Il en va de même pour les médicaments, qui peuvent, eux aussi, être marqués à l'aide d'un agent radioactif afin de le rendre visible in vivo. La TEP a ainsi permis de comparer tous les neuroleptiques (des antipsychotiques) commercialisés en France et prescrits aux schizophrènes. Et de mettre en lumière le fait que certains neuroleptiques se fixent plus fortement que d'autres dans le striatum, expliquant les effets moteurs indésirables (tremblements, raideurs musculaires, etc.) plus ou moins forts selon les molécules. « Les recherches rendues possibles par l'imagerie cérébrale bénéficieront à l'avenir à la thérapeutique, en nous permettant de mieux comprendre comment les médicaments interagissent avec le site d'action, en nous renseignant sur les doses optimales ou en nous disant s'il existe, dans la structure ou le fonctionnement du cerveau du malade, des caractéristiques laissant présager une réponse ou une non-réponse au traitement », explique Jean-Luc Martinot.
Ce n'est pas le seul bénéfice attendu de ces progrès sur le front de la psychiatrie.

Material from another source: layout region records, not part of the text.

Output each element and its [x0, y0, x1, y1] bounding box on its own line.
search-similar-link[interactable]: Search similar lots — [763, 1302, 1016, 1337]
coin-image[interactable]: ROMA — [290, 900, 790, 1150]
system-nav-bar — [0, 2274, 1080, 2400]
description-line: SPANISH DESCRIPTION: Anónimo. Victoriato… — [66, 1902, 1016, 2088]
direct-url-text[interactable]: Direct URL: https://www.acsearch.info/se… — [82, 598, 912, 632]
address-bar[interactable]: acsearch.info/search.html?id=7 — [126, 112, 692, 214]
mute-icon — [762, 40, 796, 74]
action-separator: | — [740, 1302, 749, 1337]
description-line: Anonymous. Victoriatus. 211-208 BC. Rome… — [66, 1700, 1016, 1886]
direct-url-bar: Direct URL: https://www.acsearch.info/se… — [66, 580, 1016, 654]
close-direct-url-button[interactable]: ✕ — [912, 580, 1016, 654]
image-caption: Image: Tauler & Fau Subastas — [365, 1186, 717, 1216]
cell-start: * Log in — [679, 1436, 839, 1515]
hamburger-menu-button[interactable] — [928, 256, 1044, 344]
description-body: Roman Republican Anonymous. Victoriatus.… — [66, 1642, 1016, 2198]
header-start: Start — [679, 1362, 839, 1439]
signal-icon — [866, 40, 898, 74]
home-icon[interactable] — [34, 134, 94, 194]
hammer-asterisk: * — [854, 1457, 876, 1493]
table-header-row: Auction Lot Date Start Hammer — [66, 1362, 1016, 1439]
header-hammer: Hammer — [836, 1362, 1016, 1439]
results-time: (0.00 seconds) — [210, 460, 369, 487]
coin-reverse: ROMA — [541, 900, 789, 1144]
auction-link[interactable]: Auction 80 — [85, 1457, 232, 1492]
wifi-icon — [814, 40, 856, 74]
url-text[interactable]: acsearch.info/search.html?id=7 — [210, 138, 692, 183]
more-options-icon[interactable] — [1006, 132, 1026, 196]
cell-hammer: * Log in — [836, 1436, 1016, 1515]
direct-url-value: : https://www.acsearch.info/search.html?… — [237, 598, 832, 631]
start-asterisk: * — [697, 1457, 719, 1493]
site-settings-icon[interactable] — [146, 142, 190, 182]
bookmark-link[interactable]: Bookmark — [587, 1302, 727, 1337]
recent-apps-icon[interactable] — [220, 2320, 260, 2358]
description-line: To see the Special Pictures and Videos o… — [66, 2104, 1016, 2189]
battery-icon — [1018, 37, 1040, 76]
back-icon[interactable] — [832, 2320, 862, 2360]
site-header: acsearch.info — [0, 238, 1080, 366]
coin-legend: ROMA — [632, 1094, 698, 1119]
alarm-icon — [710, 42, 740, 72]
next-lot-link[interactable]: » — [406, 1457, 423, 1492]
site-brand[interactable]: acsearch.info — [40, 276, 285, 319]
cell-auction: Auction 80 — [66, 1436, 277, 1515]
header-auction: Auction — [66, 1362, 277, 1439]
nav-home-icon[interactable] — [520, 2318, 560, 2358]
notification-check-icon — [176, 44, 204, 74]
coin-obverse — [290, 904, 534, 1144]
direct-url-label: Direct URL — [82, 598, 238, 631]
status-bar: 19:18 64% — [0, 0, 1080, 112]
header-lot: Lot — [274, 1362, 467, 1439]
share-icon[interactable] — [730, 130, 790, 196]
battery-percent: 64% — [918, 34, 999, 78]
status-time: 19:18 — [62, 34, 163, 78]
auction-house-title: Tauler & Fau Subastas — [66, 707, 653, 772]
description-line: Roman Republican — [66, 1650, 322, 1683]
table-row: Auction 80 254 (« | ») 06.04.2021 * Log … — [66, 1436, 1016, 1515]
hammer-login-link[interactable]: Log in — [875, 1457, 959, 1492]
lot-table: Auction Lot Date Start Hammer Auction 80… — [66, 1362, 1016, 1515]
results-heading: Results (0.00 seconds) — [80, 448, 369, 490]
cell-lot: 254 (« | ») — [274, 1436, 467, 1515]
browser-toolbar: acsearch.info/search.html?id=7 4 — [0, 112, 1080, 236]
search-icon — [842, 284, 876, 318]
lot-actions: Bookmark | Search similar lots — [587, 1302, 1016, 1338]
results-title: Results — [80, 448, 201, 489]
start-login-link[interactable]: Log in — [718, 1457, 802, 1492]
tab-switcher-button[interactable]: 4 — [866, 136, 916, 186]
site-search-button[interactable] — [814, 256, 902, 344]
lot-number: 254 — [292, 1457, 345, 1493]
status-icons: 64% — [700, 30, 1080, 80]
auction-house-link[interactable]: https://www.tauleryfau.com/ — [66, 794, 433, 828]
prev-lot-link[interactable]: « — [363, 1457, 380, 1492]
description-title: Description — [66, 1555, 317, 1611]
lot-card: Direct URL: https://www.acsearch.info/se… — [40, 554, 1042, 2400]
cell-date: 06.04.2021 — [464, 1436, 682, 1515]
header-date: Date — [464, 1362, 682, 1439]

Identifier, grâce à leurs caractéristiques cérébrales, les individus plus à risque que d'autres de développer telle ou telle maladie est également en passe de devenir possible. C'est notamment le cas pour les troubles de l'humeur, et en particulier la bipolarité qui se révèle le plus souvent au début de l'âge adulte, entre 18 et 24 ans. Chez certains adolescents, l'instabilité émotionnelle normale à cet âge cache en réalité une forme larvée de bipolarité : les spécialistes parlent alors de bipolarité subsyndromique, et les études ont montré qu'une proportion importante (entre 36 et 45 %) des adolescents présentant de tels symptômes infraliminaires évolue ensuite vers une bipolarité caractérisée. Or, il a été démontré que le cerveau de ces adolescents à risque présentait des variations régionales de la microstructure de matière blanche et du volume de matière grise caractéristiques et identifiables en imagerie.
Quand les schizophrènes entendent des voix
Très souvent confondue avec une dissociation de la personnalité, avec laquelle elle n'a rien à voir, la schizophrénie associe des symptômes dits « négatifs » (réduction ou inadéquation des affects, réduction de la communication, déficits cognitifs) et d'autres dits « positifs » (idées délirantes, hallucinations). S'agissant de ces hallucinations, dont les plus fréquentes sont auditives (le schizophrène entend des voix), les chercheurs ont voulu savoir si ce phénomène jusqu'ici considéré comme purement subjectif avait un substrat cérébral. L'imagerie a révélé que c'était le cas : au moment même de sa perception subjective (c'est-à-dire au moment même où le schizophrène entend une voix qui n'existe pourtant « que dans sa tête »), l'activation des régions du cerveau impliquées dans le langage - lobe temporal, thalamus, aire de Broca - augmente. Exactement comme si cette voix avait bien une réalité matérielle !
Les chiffres clefs
(Source : Fondation Fondamental.) 1,6 million de personnes en France sont atteintes de troubles bipolaires.La dépression affecte 2,5 millions de Français chaque année. On considère qu'environ 16-17 % des individus présenteront au moins un épisode dépressif au cours de leur existence. C'est entre 15 et 25 ans que les troubles psychiatriques apparaissent en grande majorité. L'espérance de vie des patients atteints de troubles psychiatriques serait réduite de 10 à 20 années. La recherche en santé mentale ne bénéficie que de 4,1 % du budget alloué à la recherche en santé.